Can you explain in detail how to do this and not wasting our time and computational resources?
Thank you,
Yasheng
-
Dear Yasheng,
the report from DiagonalizationSolver indicates that you are running on 24 cpus, and k-points parallelization is switched off so that each of the 50 k-points is solved by all the 24 cpus.
You can turn on k-points parallelization by adding the flag "processes_per_kpoint=N_processes_per_kpoint" in the DiagonalizationSolver entry in your python input file.
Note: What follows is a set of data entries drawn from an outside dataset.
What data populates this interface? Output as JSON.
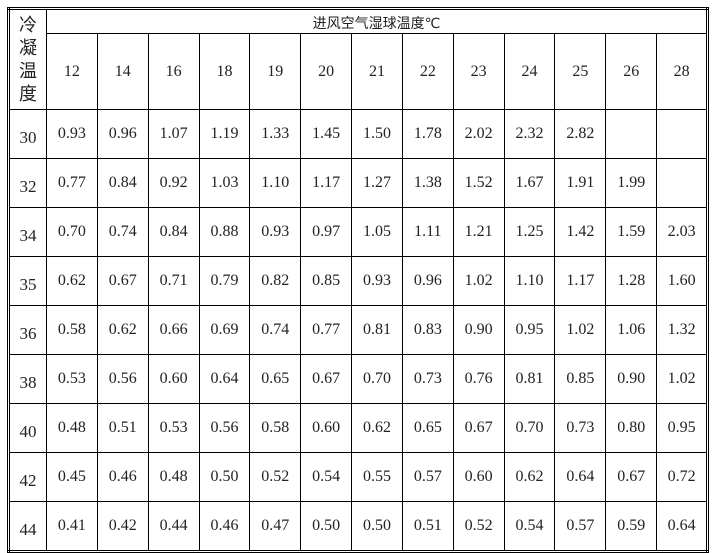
{
  "table": {
    "corner": "冷凝温度",
    "group_header": "进风空气湿球温度℃",
    "columns": [
      "12",
      "14",
      "16",
      "18",
      "19",
      "20",
      "21",
      "22",
      "23",
      "24",
      "25",
      "26",
      "28"
    ],
    "rows": [
      [
        "30",
        "0.93",
        "0.96",
        "1.07",
        "1.19",
        "1.33",
        "1.45",
        "1.50",
        "1.78",
        "2.02",
        "2.32",
        "2.82",
        null,
        null
      ],
      [
        "32",
        "0.77",
        "0.84",
        "0.92",
        "1.03",
        "1.10",
        "1.17",
        "1.27",
        "1.38",
        "1.52",
        "1.67",
        "1.91",
        "1.99",
        null
      ],
      [
        "34",
        "0.70",
        "0.74",
        "0.84",
        "0.88",
        "0.93",
        "0.97",
        "1.05",
        "1.11",
        "1.21",
        "1.25",
        "1.42",
        "1.59",
        "2.03"
      ],
      [
        "35",
        "0.62",
        "0.67",
        "0.71",
        "0.79",
        "0.82",
        "0.85",
        "0.93",
        "0.96",
        "1.02",
        "1.10",
        "1.17",
        "1.28",
        "1.60"
      ],
      [
        "36",
        "0.58",
        "0.62",
        "0.66",
        "0.69",
        "0.74",
        "0.77",
        "0.81",
        "0.83",
        "0.90",
        "0.95",
        "1.02",
        "1.06",
        "1.32"
      ],
      [
        "38",
        "0.53",
        "0.56",
        "0.60",
        "0.64",
        "0.65",
        "0.67",
        "0.70",
        "0.73",
        "0.76",
        "0.81",
        "0.85",
        "0.90",
        "1.02"
      ],
      [
        "40",
        "0.48",
        "0.51",
        "0.53",
        "0.56",
        "0.58",
        "0.60",
        "0.62",
        "0.65",
        "0.67",
        "0.70",
        "0.73",
        "0.80",
        "0.95"
      ],
      [
        "42",
        "0.45",
        "0.46",
        "0.48",
        "0.50",
        "0.52",
        "0.54",
        "0.55",
        "0.57",
        "0.60",
        "0.62",
        "0.64",
        "0.67",
        "0.72"
      ],
      [
        "44",
        "0.41",
        "0.42",
        "0.44",
        "0.46",
        "0.47",
        "0.50",
        "0.50",
        "0.51",
        "0.52",
        "0.54",
        "0.57",
        "0.59",
        "0.64"
      ]
    ]
  }
}
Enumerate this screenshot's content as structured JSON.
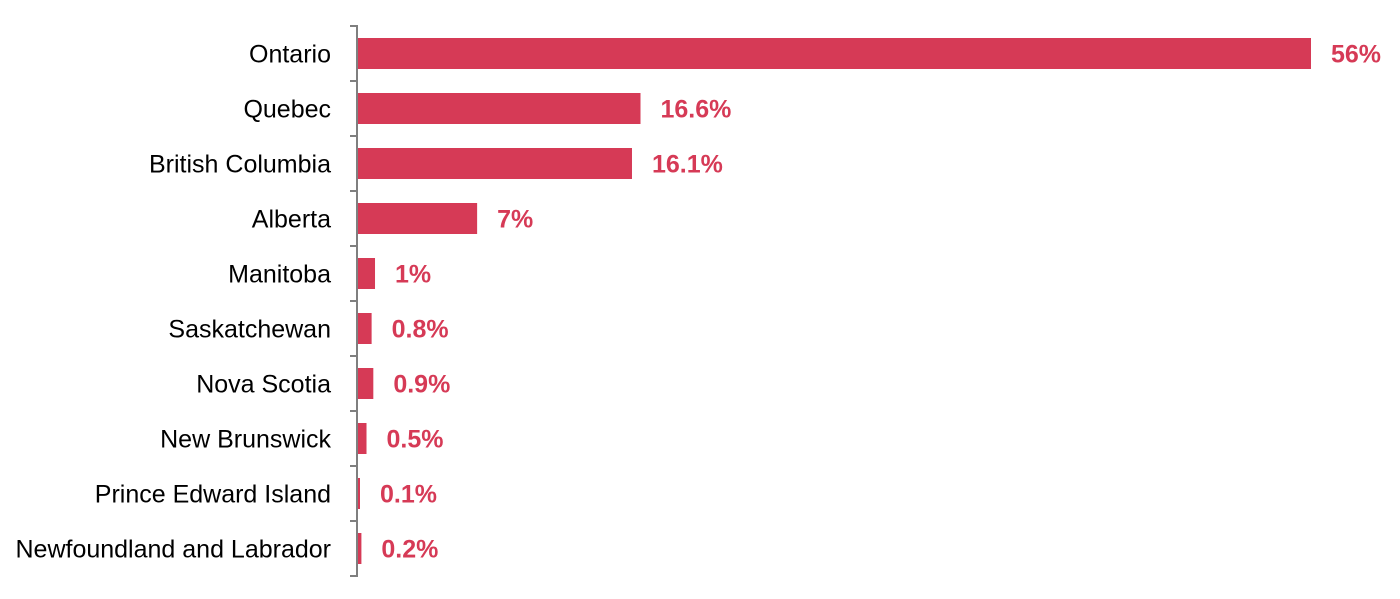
{
  "chart_data": {
    "type": "bar",
    "orientation": "horizontal",
    "categories": [
      "Ontario",
      "Quebec",
      "British Columbia",
      "Alberta",
      "Manitoba",
      "Saskatchewan",
      "Nova Scotia",
      "New Brunswick",
      "Prince Edward Island",
      "Newfoundland and Labrador"
    ],
    "values": [
      56,
      16.6,
      16.1,
      7,
      1,
      0.8,
      0.9,
      0.5,
      0.1,
      0.2
    ],
    "data_labels": [
      "56%",
      "16.6%",
      "16.1%",
      "7%",
      "1%",
      "0.8%",
      "0.9%",
      "0.5%",
      "0.1%",
      "0.2%"
    ],
    "unit": "%",
    "xlim": [
      0,
      56
    ],
    "grid": false,
    "legend": "none",
    "colors": {
      "bar": "#d63a56",
      "label": "#d63a56",
      "axis": "#7f7f7f"
    }
  }
}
As the warning indicates, for optimal performance, the number of cpus (N_cpus) should be a multiple of the number of processes per kpoint (N_processes_per_kpoint) times the number of k-points (N_kpoints).
Example nr. 1 :
N_cpus = 12
N_kpoints = 6
N_processes_per_kpoint = 2
In this case, each of the 6 k-point will be solved by 2 processes, and all k-points will be solved simultaneously.
Example nr. 2 :
N_cpus = 12
N_kpoints = 12
N_processes_per_kpoint = 2
In this case, the first half of k-points (6 k-points) will be solved simultaneously by 2 processes, then the second half (6 k-points) will be solved.
Regards,
Daniele.
-
In the 2016 version the "processes per k-points" should be automatic, so perhaps you have in your script actively turned it off (or rather, set it to 1)?
-
Just to clarify the meaning of your original message: The program will first solve 24 k-points using one process each. It will then solve another 24 k-points using one process each. Finally, it will solve the remaining two k-points using one process each, and in this time, 22 processes will be idle. So 22 processes will only be idle in approximately 1/3 of the time. This is still a sub-optimal distribution, but the program does not leave 22 cpu's idle. That is why the message says "partially idle".
-
That is more clear now. Thank you all.